In order to make even these payments CPS will have to be a fiscally viable entity or it will likely run back to the General Assembly and yet again seek to reduce its required payments to the pension fund. The Illinois State Board of Education has now determined that the CPS's overall financial situation requires it being placed on the financial early warning list. Readers of Substance can see the CPS financial profile by going to

ftp://ftpfinance.isbe.state.il.us/AFRProfile/2010/15016299025.pdf

According to the ISBE's over all calculation of CPS financial health the district has what it calls an FY 10 Profile Score of 2.65. CPS now sits only .04 from the category ISBE calls the Financial Watch list which is defined by ISBE as "the highest risk category." There are currently only 24 school districts in this highest risk category out of 868 districts in the entire state. The lowest profile score CPS has ever had prior to this was 2.75 in 2003.
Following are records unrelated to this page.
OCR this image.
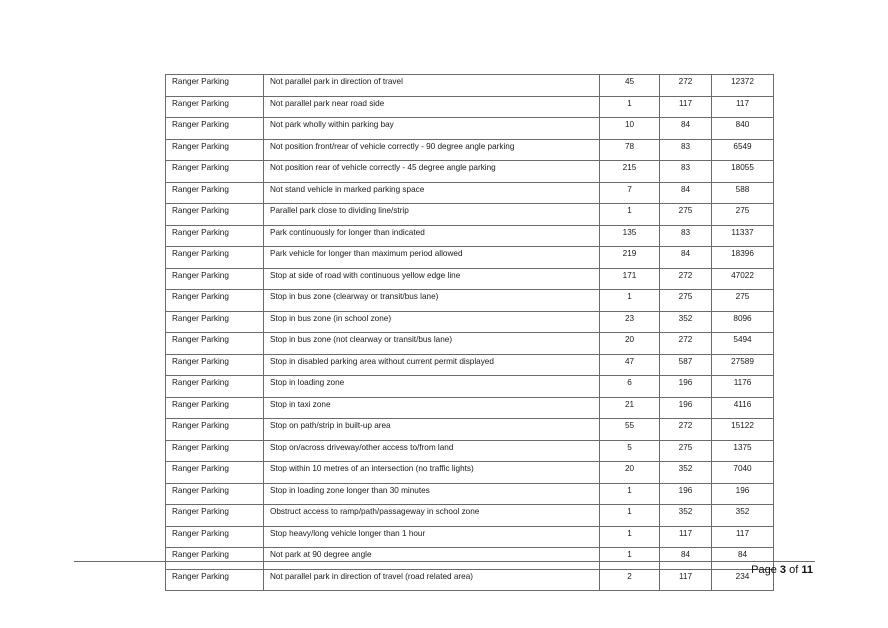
Ranger Parking	Not parallel park in direction of travel	45	272	12372
Ranger Parking	Not parallel park near road side	1	117	117
Ranger Parking	Not park wholly within parking bay	10	84	840
Ranger Parking	Not position front/rear of vehicle correctly - 90 degree angle parking	78	83	6549
Ranger Parking	Not position rear of vehicle correctly - 45 degree angle parking	215	83	18055
Ranger Parking	Not stand vehicle in marked parking space	7	84	588
Ranger Parking	Parallel park close to dividing line/strip	1	275	275
Ranger Parking	Park continuously for longer than indicated	135	83	11337
Ranger Parking	Park vehicle for longer than maximum period allowed	219	84	18396
Ranger Parking	Stop at side of road with continuous yellow edge line	171	272	47022
Ranger Parking	Stop in bus zone (clearway or transit/bus lane)	1	275	275
Ranger Parking	Stop in bus zone (in school zone)	23	352	8096
Ranger Parking	Stop in bus zone (not clearway or transit/bus lane)	20	272	5494
Ranger Parking	Stop in disabled parking area without current permit displayed	47	587	27589
Ranger Parking	Stop in loading zone	6	196	1176
Ranger Parking	Stop in taxi zone	21	196	4116
Ranger Parking	Stop on path/strip in built-up area	55	272	15122
Ranger Parking	Stop on/across driveway/other access to/from land	5	275	1375
Ranger Parking	Stop within 10 metres of an intersection (no traffic lights)	20	352	7040
Ranger Parking	Stop in loading zone longer than 30 minutes	1	196	196
Ranger Parking	Obstruct access to ramp/path/passageway in school zone	1	352	352
Ranger Parking	Stop heavy/long vehicle longer than 1 hour	1	117	117
Ranger Parking	Not park at 90 degree angle	1	84	84
Ranger Parking	Not parallel park in direction of travel (road related area)	2	117	234 Page 3 of 11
This downgrading of CPS's fiscal health by ISBE follows S&P assigning CPS debt a AA minus status and a "negative outlook" in October 2010 with Fitch also downgrading CPS debt. Possibly the most shocking aspect of ISBE's analysis of CPS is that its overall profile score in 2010 was lower than that of East St. Louis Illinois one of the poorest cities in Illinois which had a score of 2.80. Rockford for example has a score of 3.90.

How is it that the largest city in the state with a massive property tax base can have its schools considered by ISBE to be fiscally weaker than far poorer cities? It has to do with Chicago limiting property tax increases over the years under the Daley administration, and expenditures over realized revenues. Rockford like Chicago has a property tax cap and is not in anywhere near the fiscal situation CPS is. Retirees and teachers in addition to all the other problems dealing with CPS need to watch the money, if there is no money from CPS at some point there will be no pension fund.